Jean II le Bon : captivité, crise intérieure et traité de Brétigny (1350–1364) · HIGH MIDDLE AGES
À l’avènement de Jean II, un second rival structure la politique intérieure : Charles II de Navarre, dit Charles le Mauvais. Il cumule un statut princier, des possessions en Normandie et une capacité à fédérer des mécontents, au moment où la monarchie cherche à se réaffirmer.
La Navarre est sortie de l’union personnelle avec la France en 1328 : Jeanne II de Navarre, fille de Louis X, renonce à la couronne de France et règne en Navarre. Elle meurt le 6 octobre 1349, et son fils devient Charles II.
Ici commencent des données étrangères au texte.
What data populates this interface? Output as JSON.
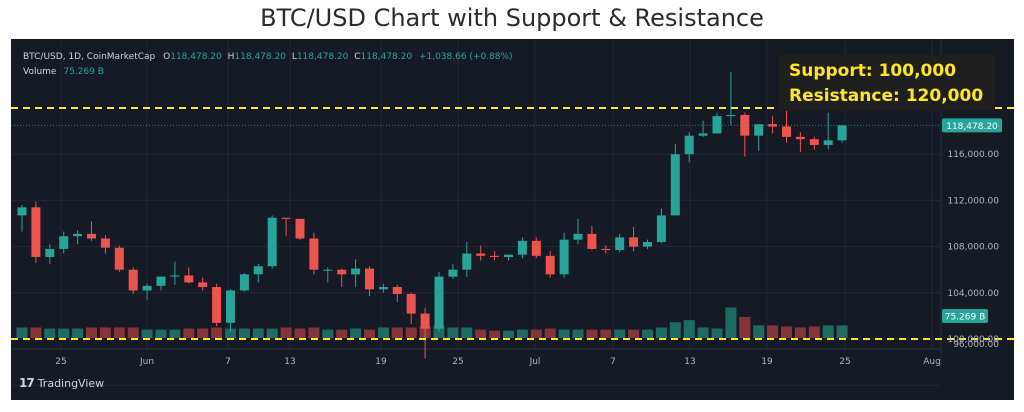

Charles avance très tôt des prétentions sur le trône de France : petit‑fils de Louis X, il se dit lésé par la solution de 1328, qui écarte les princesses capétiennes de la succession. Au‑delà de la question symbolique, un contentieux territorial pèse : Champagne et Brie, associées à la succession navarraise, sont intégrées au domaine royal, ce qui nourrit l’opposition.
Il détient aussi des fiefs en France, notamment le comté d’Évreux : il appartient à la noblesse normande, au cœur des équilibres militaires et économiques du royaume. En Normandie, des familles comme les Harcourt peuvent servir de relais à son influence, face à des lignages plus proches de la royauté.
Charles de Navarre attire des soutiens par intérêt, inquiétude ou opposition au gouvernement valois :
Cette opposition n’est pas un bloc homogène : elle se recompose selon la guerre, les finances et les rivalités princières.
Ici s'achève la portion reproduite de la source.